Алику хотелось поговорить.
– Как Кристина? – сделал он новый заход.
– Нормально, – невнятно ответил Шибаев.
– Ты из-за нее…
– Я ни с кем не дрался, сказал же. Я не видел ее три дня. А сегодня увидел… не одну.
– Не одну? – Алик даже перестал жевать. – А с кем?
Шибаев только взглянул коротко и промолчал.
– Может, муж вернулся?
– Нет.
– И… что? Ты его?..
– Убил! – Шибаев рассмеялся, взглянув на перевернутое лицо Алика. – Да что ты как… Я же сказал! Я к ним даже не подходил. У нее своя жизнь.

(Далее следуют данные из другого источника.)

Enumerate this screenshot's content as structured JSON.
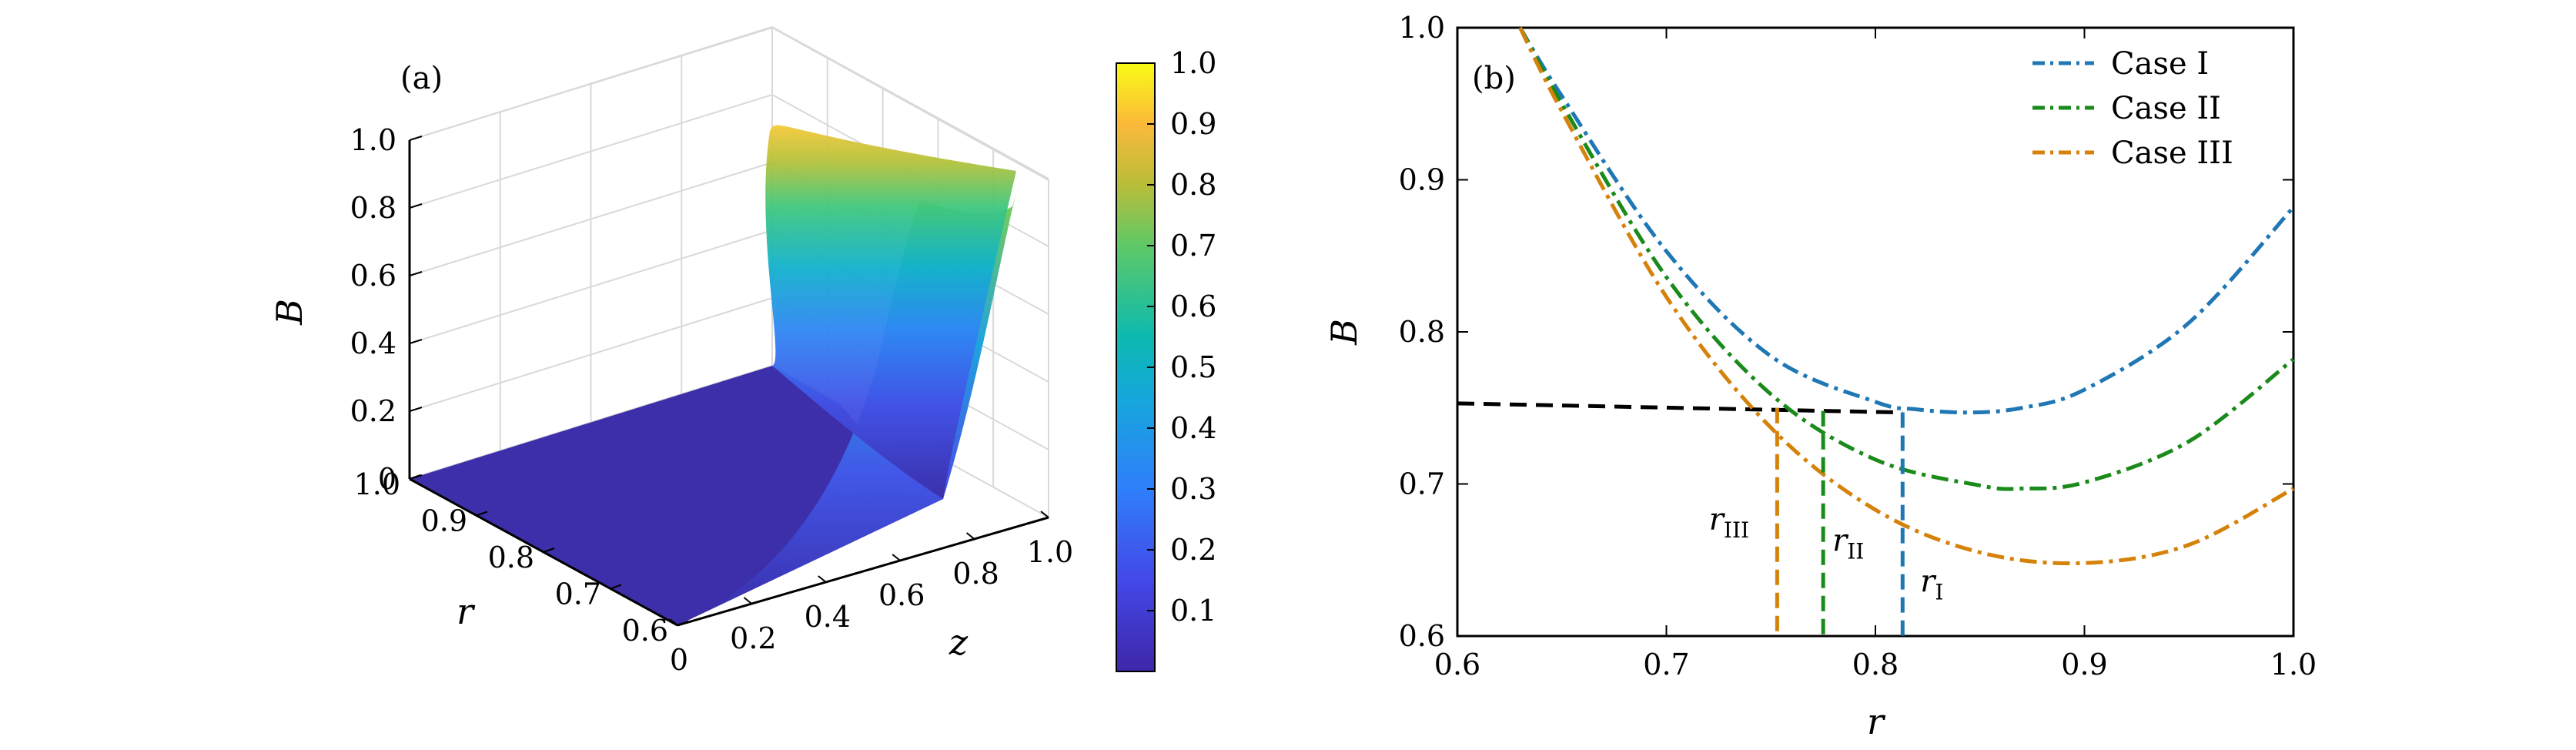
{
  "colors": {
    "case1": "#1f77b4",
    "case2": "#1a8a1a",
    "case3": "#d4820a",
    "ref": "#000000"
  },
  "chart_data": [
    {
      "type": "surface",
      "panel_label": "(a)",
      "title": "",
      "xlabel": "z",
      "ylabel": "r",
      "zlabel": "B",
      "xlim": [
        0,
        1
      ],
      "ylim": [
        0.6,
        1.0
      ],
      "zlim": [
        0,
        1
      ],
      "x_ticks": [
        "0",
        "0.2",
        "0.4",
        "0.6",
        "0.8",
        "1.0"
      ],
      "y_ticks": [
        "1.0",
        "0.9",
        "0.8",
        "0.7",
        "0.6"
      ],
      "z_ticks": [
        "0",
        "0.2",
        "0.4",
        "0.6",
        "0.8",
        "1.0"
      ],
      "grid": true,
      "colormap": "parula",
      "colorbar": {
        "ticks": [
          "0.1",
          "0.2",
          "0.3",
          "0.4",
          "0.5",
          "0.6",
          "0.7",
          "0.8",
          "0.9",
          "1.0"
        ],
        "range": [
          0,
          1
        ]
      },
      "surface_summary": {
        "edge_z1": [
          {
            "r": 1.0,
            "B": 0.94
          },
          {
            "r": 0.9,
            "B": 0.78
          },
          {
            "r": 0.85,
            "B": 0.77
          },
          {
            "r": 0.8,
            "B": 0.79
          },
          {
            "r": 0.7,
            "B": 0.85
          },
          {
            "r": 0.6,
            "B": 0.93
          }
        ],
        "note_values": {
          "B_at_z0": 0.0,
          "B_at_z05": 0.02,
          "B_at_z075": 0.3
        }
      }
    },
    {
      "type": "line",
      "panel_label": "(b)",
      "title": "",
      "xlabel": "r",
      "ylabel": "B",
      "xlim": [
        0.6,
        1.0
      ],
      "ylim": [
        0.6,
        1.0
      ],
      "x_ticks": [
        "0.6",
        "0.7",
        "0.8",
        "0.9",
        "1.0"
      ],
      "y_ticks": [
        "0.6",
        "0.7",
        "0.8",
        "0.9",
        "1.0"
      ],
      "legend_position": "top-right",
      "series": [
        {
          "name": "Case I",
          "color_key": "case1",
          "style": "dashdot",
          "x": [
            0.63,
            0.65,
            0.7,
            0.75,
            0.8,
            0.82,
            0.845,
            0.87,
            0.9,
            0.95,
            1.0
          ],
          "y": [
            1.0,
            0.955,
            0.853,
            0.784,
            0.754,
            0.749,
            0.747,
            0.75,
            0.762,
            0.806,
            0.882
          ]
        },
        {
          "name": "Case II",
          "color_key": "case2",
          "style": "dashdot",
          "x": [
            0.63,
            0.65,
            0.7,
            0.75,
            0.8,
            0.85,
            0.87,
            0.9,
            0.95,
            1.0
          ],
          "y": [
            1.0,
            0.95,
            0.836,
            0.759,
            0.716,
            0.699,
            0.697,
            0.701,
            0.728,
            0.782
          ]
        },
        {
          "name": "Case III",
          "color_key": "case3",
          "style": "dashdot",
          "x": [
            0.63,
            0.65,
            0.7,
            0.75,
            0.8,
            0.85,
            0.9,
            0.95,
            1.0
          ],
          "y": [
            1.0,
            0.945,
            0.823,
            0.737,
            0.683,
            0.655,
            0.648,
            0.66,
            0.697
          ]
        }
      ],
      "reference_line": {
        "style": "dashed",
        "color_key": "ref",
        "points": [
          {
            "x": 0.6,
            "y": 0.753
          },
          {
            "x": 0.813,
            "y": 0.747
          }
        ]
      },
      "markers": [
        {
          "label": "r",
          "sub": "III",
          "x": 0.753,
          "y_top": 0.75,
          "color_key": "case3",
          "label_at": {
            "x": 0.73,
            "y": 0.67
          }
        },
        {
          "label": "r",
          "sub": "II",
          "x": 0.775,
          "y_top": 0.748,
          "color_key": "case2",
          "label_at": {
            "x": 0.787,
            "y": 0.656
          }
        },
        {
          "label": "r",
          "sub": "I",
          "x": 0.813,
          "y_top": 0.747,
          "color_key": "case1",
          "label_at": {
            "x": 0.827,
            "y": 0.629
          }
        }
      ]
    }
  ]
}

Алику было что сказать по данному поводу, но он благоразумно промолчал. Весь его опыт говорил, что одноклассники, а тем более одноклассницы до добра не доводят и возвращаться туда не следует. Пусть прошлое хоронит своих мертвецов и так далее. Вместо этого он спросил через минуту:
– И что ты собираешься делать?
– В каком смысле?
– С Кристиной!
– Не знаю.
Алик не удовлетворился ответом, но пока отстал. Они налегли на еду. Дрючин разлил коньяк в стаканы и сказал:
– У меня сегодня день рождения. – Невольно в голосе его прозвучала обида.
– Так чего ж ты молчал! – Шибаев почувствовал себя последним мерзавцем. – Подарок за мной. Давай за тебя! Ты знаешь не думай… я иногда… это…
Он запнулся. Всякие сантименты давались ему с трудом. Ему хотелось сказать, что Алик – настоящий друг, что без него ему, Шибаеву… совсем каюк! Но не смог. В одном виденном однажды американском фильме двое друзей сидели за столом, выпивка, то, се, как полагается, уже подпили, и один рассказывал другому, как он его любит, и в глазах стояли слезы. Причем не *censored*и, а нормальные мужики, друзья детства, а мы так не умеем. Не умеем! Глотку скорее порвем, чем скажем, что любим. Да и не поймут.
Алик понял и сказал:
– Да ладно… Я тоже. – Они чокнулись стаканами. – А как дачные дела?
– Дачные дела… Идут дачные дела.
– Что-нибудь новенькое?
– Да нет. Знаешь, что меня больше всего достает? Ни одной нормальной женщины нет, все с прибабахом. Людмила Савенко, ее подруги, соседки, знакомые…
– И самое паршивое, что последнее слово всегда за ними! – подхватил Алик. – Достаточно сходить на кладбище и посмотреть на семейные памятники.
Шибаев недоуменно уставился на друга.
– В смысле, женщины живут дольше – муж ушел, а она продолжает говорить. И говорит еще лет пятнадцать в среднем. Потому и с прибабахом.
Шибаев кивнул, хотя аналогия показалась ему идиотской, как многие другие Аликовы аналогии и выводы. Но Алик есть Алик…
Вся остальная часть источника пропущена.